Income inequality in the United States has grown over the past 30 years by almost every metric. Today, the average income of the wealthiest 10 percent of Americans is almost nine times as much as that of the bottom 90 percent. K–12 education has long been touted as a great equalizer, although the reality of this charge is far more complex than the philosophy behind it.
However, with inequality growing exponentially, now is a crucial time for superintendents and educators to focus on improving equity in our schools. Elementary and secondary education can still be an equalizing force in the digital era, and with new strategies that innovate homework and strengthen relations with larger communities, shareholders have markedly improved equity in their districts. Not only do these strategies help children succeed in school, but they are important for American society to succeed as a whole.

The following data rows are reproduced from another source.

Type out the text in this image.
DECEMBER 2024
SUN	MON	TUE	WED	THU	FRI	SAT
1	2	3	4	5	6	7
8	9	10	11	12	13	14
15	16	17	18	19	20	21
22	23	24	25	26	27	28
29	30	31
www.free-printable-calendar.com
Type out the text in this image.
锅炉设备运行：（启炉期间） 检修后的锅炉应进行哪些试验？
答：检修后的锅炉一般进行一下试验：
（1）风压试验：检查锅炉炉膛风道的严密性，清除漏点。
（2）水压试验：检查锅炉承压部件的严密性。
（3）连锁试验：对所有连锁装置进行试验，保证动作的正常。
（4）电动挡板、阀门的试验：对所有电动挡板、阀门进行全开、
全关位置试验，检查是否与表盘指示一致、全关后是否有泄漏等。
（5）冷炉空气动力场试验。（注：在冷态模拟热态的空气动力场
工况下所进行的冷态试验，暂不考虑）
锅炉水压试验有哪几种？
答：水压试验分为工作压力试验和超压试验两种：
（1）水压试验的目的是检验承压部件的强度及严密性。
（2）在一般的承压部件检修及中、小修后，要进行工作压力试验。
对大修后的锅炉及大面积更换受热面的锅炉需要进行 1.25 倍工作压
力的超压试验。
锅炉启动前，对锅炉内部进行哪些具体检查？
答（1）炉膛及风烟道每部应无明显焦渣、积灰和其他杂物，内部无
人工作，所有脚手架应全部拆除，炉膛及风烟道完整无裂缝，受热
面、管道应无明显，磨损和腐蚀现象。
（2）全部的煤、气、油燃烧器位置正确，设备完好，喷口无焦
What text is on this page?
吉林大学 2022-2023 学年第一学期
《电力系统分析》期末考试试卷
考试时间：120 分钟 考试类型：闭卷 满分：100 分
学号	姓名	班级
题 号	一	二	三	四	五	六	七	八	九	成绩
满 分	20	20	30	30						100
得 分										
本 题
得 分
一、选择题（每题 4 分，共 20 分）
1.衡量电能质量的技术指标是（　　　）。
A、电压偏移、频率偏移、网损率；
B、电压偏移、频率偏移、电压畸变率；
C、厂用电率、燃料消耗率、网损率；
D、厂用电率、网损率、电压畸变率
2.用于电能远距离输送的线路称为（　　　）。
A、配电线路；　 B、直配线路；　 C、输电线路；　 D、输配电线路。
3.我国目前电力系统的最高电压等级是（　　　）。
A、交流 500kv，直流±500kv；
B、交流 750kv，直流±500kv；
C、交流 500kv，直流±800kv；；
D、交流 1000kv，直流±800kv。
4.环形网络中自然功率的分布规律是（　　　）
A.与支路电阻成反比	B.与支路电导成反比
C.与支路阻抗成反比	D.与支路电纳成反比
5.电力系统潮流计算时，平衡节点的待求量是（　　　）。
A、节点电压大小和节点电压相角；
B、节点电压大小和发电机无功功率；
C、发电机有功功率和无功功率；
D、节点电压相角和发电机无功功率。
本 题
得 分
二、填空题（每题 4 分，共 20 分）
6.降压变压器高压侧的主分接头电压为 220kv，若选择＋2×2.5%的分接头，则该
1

At the AASA The School Superintendents Association National Conference on Education on March 2 to 4, 2017, in New Orleans, experts from around the nation will share information relating to how they championed equity in their schools, districts and wider communities. Two thought-leader sessions at the conference will discuss some of the most significant and innovative strategies for achieving equity in K–12 education.
Roughly 5 million of the 29 million American households with school-age children don’t have broadband internet access, according to Federal Communications Commission chief Jessica Rosenworcel, and about 70 percent of teachers today assign homework that requires the web. This is a massive gap, and the figures illustrate how lower-income students could be left behind.
At the AASA National Conference on Education session “Innovative Strategies to Close the Homework Gap,” three superintendents from around the country—Darryl Adams (Coachella Valley, California), Devin Vodicka (Vista, California) and Pam Moran (Albemarle County, Virginia)—will reveal how they have worked to improve internet access and digital equity in their districts and communities. The discussion will be moderated by Keith Krueger, chief executive of the Consortium for School Networking (CoSN), a large nonprofit aimed at helping educational leaders leverage technology to foment engaging learning environments.
Krueger and CoSN strongly believe community support is necessary to achieve digital equity, which is sometimes also called digital inclusion. “While digital equity is not easy to address, it can be solved by working with local and business leaders, as well as the community at large,” Krueger wrote in a post this year for AASA that outlined some specific steps districts can take, including convincing mayors to commit to bringing broadband internet to an entire community and taking advantage of internet-access initiatives launched by telecommunications giants like Google.
Policymakers are quickly learning that digital equity cannot be achieved by school districts alone. Support from parents and community members in general is necessary in elementary and secondary education, especially when it comes to improving internet access for all of a district’s students.
At the AASA National Conference on Education “Community Schools: Cultivating Opportunity, Equity and Agency” session, several superintendents will discuss how they engaged their communities, forming partnerships with many different fields. Panelists will talk about their approaches and the results they now see within their districts, families and communities since embracing a strategy that strengthened the connection between the community and the school district.
Together, they are transforming student trajectories, closing opportunity gaps and getting more graduates across the finish line, graduates who are now more prepared for college and careers. Not only are they seeing statistical results, these superintendents are seeding hope and opportunity, increasing equity and building agency in families.
The session’s three superintendent thought leaders—Steven Webb (Vancouver, Washington), Teresa Weatherall Neal (Austin, Texas) and Paul Cruz (Grand Rapids, Michigan)—represent a trio of cities that range in size and demographic makeup. Attendees will leave with actionable takeaways they can implement in their own districts, no matter the size.